A couple wanting to join an Anzac weekend rail tour say they feel discriminated against as they were turned away by a tour operator because one of them requires a walker.
Bryan Trim, 81, saw a newspaper ad for the New Zealand tour to mark the centenary of the Galipoli landings, and wanted to take part. His father had travelled to Europe to help with the post-World War I effort and his uncle died in the Somme.
But when Mr Trim called the operator, Pukekohe Travel, he said he was shocked to learn his wife Brenda wouldn't be able to join the tour.
"I asked how much walking would be involved. The person I spoke to said 'not a lot'. I said 'that's good because my wife does need to use a walker'," he said.
"I was then told or made aware that anybody that had to have a walker, they didn't accept people with that problem."
Mr Trim, from Matamata, said his 65-year-old wife has a bad back and arthritis, but could manage without a walker, if needed, and was able to climb a couple of big steps with his help.
"People shouldn't be told just because you can't walk very well, you can't go here and you can't go there, and you can't get up those steps, we're not going to change anything around," Mr Trim said. "It's discrimination, purely and simply."
Not the right tour
Pukekohe Travel tour manager Damian O'Connor said it was the agency's policy not to take people in wheelchairs and walkers on rail tours because it was physically challenging to board the train.
Mr O'Connor said some stations do not have platforms and a vertical ladder of three to four steps was used to get into the train carriage.
"We've run a number of these tours and people who have come on them that we weren't aware [have] mobility issues struggle," he said.
"It's too difficult to get on the train and they don't enjoy the trip. So with the feedback for our clients over the years, we've recognised that for wheelchairs or walkers, it's just practically not the right tour."
He could understand why Mr Trim was upset, and apologised that he had taken offence.
The now sold-out weekend tour begins on 24 April and included travel in the refurbished Silver Fern to National Park, two nights at the Chateau Tongariro Hotel, a dawn service and a visit to the National Army Museum.
Jo Herbert, regional manager for the CCS Disability Action, Waikato and Bay of Plenty, said tour operators should be considering people with different needs in their planning.
"Accessible activities are going to become more and more important. We've got an aging population, and with that we'll get people who are less able, but certainly wanting to participate in community activities and tours."
Ms Herbert said areas that were less accessible should to be brought to the attention of those who run them.

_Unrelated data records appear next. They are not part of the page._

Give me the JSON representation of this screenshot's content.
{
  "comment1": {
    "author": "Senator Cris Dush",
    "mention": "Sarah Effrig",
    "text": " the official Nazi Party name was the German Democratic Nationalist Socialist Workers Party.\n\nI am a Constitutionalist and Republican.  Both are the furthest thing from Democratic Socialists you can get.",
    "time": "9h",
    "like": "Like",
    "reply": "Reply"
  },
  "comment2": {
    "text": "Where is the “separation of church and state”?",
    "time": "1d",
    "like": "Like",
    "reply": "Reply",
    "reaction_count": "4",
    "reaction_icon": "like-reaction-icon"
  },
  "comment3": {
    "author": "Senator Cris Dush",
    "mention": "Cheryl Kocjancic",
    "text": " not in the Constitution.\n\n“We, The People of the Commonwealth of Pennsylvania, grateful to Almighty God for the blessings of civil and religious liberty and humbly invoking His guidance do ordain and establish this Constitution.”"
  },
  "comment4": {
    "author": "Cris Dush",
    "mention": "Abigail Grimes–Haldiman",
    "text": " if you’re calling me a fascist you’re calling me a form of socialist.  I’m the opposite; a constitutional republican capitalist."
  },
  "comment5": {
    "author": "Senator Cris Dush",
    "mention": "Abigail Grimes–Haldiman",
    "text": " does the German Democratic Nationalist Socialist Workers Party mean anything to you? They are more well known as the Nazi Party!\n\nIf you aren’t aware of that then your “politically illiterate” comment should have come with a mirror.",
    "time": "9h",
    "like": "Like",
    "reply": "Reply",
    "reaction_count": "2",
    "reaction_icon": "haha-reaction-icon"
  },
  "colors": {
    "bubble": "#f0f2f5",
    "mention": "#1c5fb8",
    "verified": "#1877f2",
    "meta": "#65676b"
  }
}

A spokesperson for KiwiRail - which owns the Silver Fern train - said its ability to provide services to people with limited mobility varies depending on the train.
The Silver Fern carriages being used on the tour were not equipped with wheelchair access ramps or specific bathroom facilities.
The aisles were too narrow for a walker, he said, but if a person could safely embark and disembark from the train, and walk briefly without aid, they could manage.